Journal, Photography

Photojournalist

For the month of May, I will be honing my photojournalist skills at a weekly newspaper in the Bay Area. On my first day on the beat, I worked on three assignments ranging from photographing a house for sale, food at an upscale restaurant, and former President Jimmy Carter. How’s that for variety? I’m looking at this month as an excellent opportunity to gain some good experience in the photojournalist and newspaper trade.

The day started off with a simple task of driving to South Palo Alto to take a picture of a house that’s being featured in an article on median home prices in Palo Alto. I would think that the median price of a home in Palo Alto is well above the national average, given the community’s affluent citizens. Photographing a house might sound simple and boring, but they are a lot harder than you might think. You only get one photograph to illustrate the story, which means composition is very important! The fact that the object being photographed doesn’t move or talk only serves to ratchet up the pressure!

I left the office around 2:30 pm to head over to Le Soleil Restaurant at the Westin Hotel along El Camino. Dominique Faury, the Executive Chef, was very helpful in preparing the two dishes that I photographed. The seafood panache and the lobster medallions, along with a glass of chardonnay, looked absolutely delicious. It took all my strength to stop myself from devouring the dishes right in front of Dominique!

It was nice speaking with Dominique, who is from France, about the recent French elections. I’m really glad that the voters turned out en masse the other day to soundly defeat Jean-Marie Le Pen. It is important to note that many of the voters weren’t voting for Chirac as much as they were voting against Le Pen. I remember reading about Le Pen’s Front National (FN) party while a student in Paris in 1995. It gave me the chills reading his xenophobic and racist viewpoints.

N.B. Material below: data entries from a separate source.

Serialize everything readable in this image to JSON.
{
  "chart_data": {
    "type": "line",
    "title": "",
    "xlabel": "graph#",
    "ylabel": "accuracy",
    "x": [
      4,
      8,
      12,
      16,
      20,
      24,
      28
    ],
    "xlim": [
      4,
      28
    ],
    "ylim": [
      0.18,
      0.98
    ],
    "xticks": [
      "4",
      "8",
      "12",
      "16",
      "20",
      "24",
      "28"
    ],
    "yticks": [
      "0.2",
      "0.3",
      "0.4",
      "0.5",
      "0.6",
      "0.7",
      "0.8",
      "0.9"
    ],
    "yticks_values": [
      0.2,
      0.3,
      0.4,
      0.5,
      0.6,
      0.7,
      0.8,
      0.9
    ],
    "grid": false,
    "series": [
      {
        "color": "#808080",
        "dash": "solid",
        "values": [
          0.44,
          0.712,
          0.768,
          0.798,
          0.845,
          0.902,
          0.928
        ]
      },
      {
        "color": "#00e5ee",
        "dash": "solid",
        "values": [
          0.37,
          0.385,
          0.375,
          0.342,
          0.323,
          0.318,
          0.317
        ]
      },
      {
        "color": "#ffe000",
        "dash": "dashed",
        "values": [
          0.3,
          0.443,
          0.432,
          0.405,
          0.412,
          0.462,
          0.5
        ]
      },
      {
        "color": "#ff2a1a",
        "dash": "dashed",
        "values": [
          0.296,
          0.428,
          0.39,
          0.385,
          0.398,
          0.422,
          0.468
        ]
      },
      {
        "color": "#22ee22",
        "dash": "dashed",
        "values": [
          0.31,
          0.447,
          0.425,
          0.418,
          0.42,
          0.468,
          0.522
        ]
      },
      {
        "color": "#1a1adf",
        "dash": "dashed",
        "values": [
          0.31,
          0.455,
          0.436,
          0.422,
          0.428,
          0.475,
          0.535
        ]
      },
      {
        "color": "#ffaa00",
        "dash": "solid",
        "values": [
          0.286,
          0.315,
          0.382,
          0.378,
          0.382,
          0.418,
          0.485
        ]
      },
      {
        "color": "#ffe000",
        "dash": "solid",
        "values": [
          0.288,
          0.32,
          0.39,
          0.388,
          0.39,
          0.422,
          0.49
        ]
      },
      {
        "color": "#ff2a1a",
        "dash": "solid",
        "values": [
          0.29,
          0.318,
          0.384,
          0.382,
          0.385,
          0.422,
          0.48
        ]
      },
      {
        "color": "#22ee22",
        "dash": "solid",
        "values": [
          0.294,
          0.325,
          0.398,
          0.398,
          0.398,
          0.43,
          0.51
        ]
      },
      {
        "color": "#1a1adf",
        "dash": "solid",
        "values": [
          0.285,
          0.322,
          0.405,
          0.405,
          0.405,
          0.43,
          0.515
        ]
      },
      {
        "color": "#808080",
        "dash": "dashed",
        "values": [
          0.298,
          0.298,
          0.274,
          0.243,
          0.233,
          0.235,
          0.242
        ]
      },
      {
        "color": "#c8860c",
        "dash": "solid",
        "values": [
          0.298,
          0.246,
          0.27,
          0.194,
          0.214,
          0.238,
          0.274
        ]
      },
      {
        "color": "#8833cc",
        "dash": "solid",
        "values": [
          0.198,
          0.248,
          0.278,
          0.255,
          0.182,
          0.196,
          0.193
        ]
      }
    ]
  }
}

My last assignment was to photograph former President Jimmy Carter, who was at Stanford speaking on US-Sino relations. I had heard about the speech the day prior, and when I brought it up with Kate, I found out that they had no one assigned to take photographs. I guess I just volunteered, eh? The speech was open to the public, and that meant the Frances C. Arrillaga Alumni Center was packed. Because of my shoot at Le Soleil, I arrived at the center about 15 minutes late. Fortunately, President Carter was just stepping to the podium when I entered the building. Fortunately being a member of the working press meant I didn’t have to stand outside listening to the speech over the loudspeakers. Hmm… the 1D does have a sound recording feature, but I don’t think that’ll work very well in a newspaper!

The photographers were situated at the far end of the fall, to the right of President Carter. As a result, we were only able to take photos of the side of his face. Fortunately for us, he has a distinctive profile! Long lenses were the norm at this shoot. I counted an 80-200 and a couple of 300’s on a variety of Nikon film and digital bodies.

Carter’s speech was part of the new Oksenberg Lectures, sponsored by the Shorenstein Forum for Asia-Pacific Studies. The annual speaker series was created to honor Political Science Prof. Michael Oksenberg, a senior fellow at the Asia/Pacific Research Center at the Institute for International Studies, who died in 2001. Because Carter’s administration normalized relations with China in 1978, he was seen as the perfect candidate to launch the lecture series.

After the speech, I drove my car across campus, parking at Tresidder Union. I checked the mail at the post office and went into the library to see if anyone has bought the book I worked on. Alas, it was still there on the bookshelves, gathering dust. Sigh. Sometime this week, I’ll be donating a copy to the Bing Library in the Alumni Center. Hopefully, someone there will find a use for it and learn how to develop web clipping applications for the Palm OS!

Finally, I met up with Rae on campus, whereupon we had dinner at the Treehouse (formerly Pollo Rey’s). Those burritos were quite filling!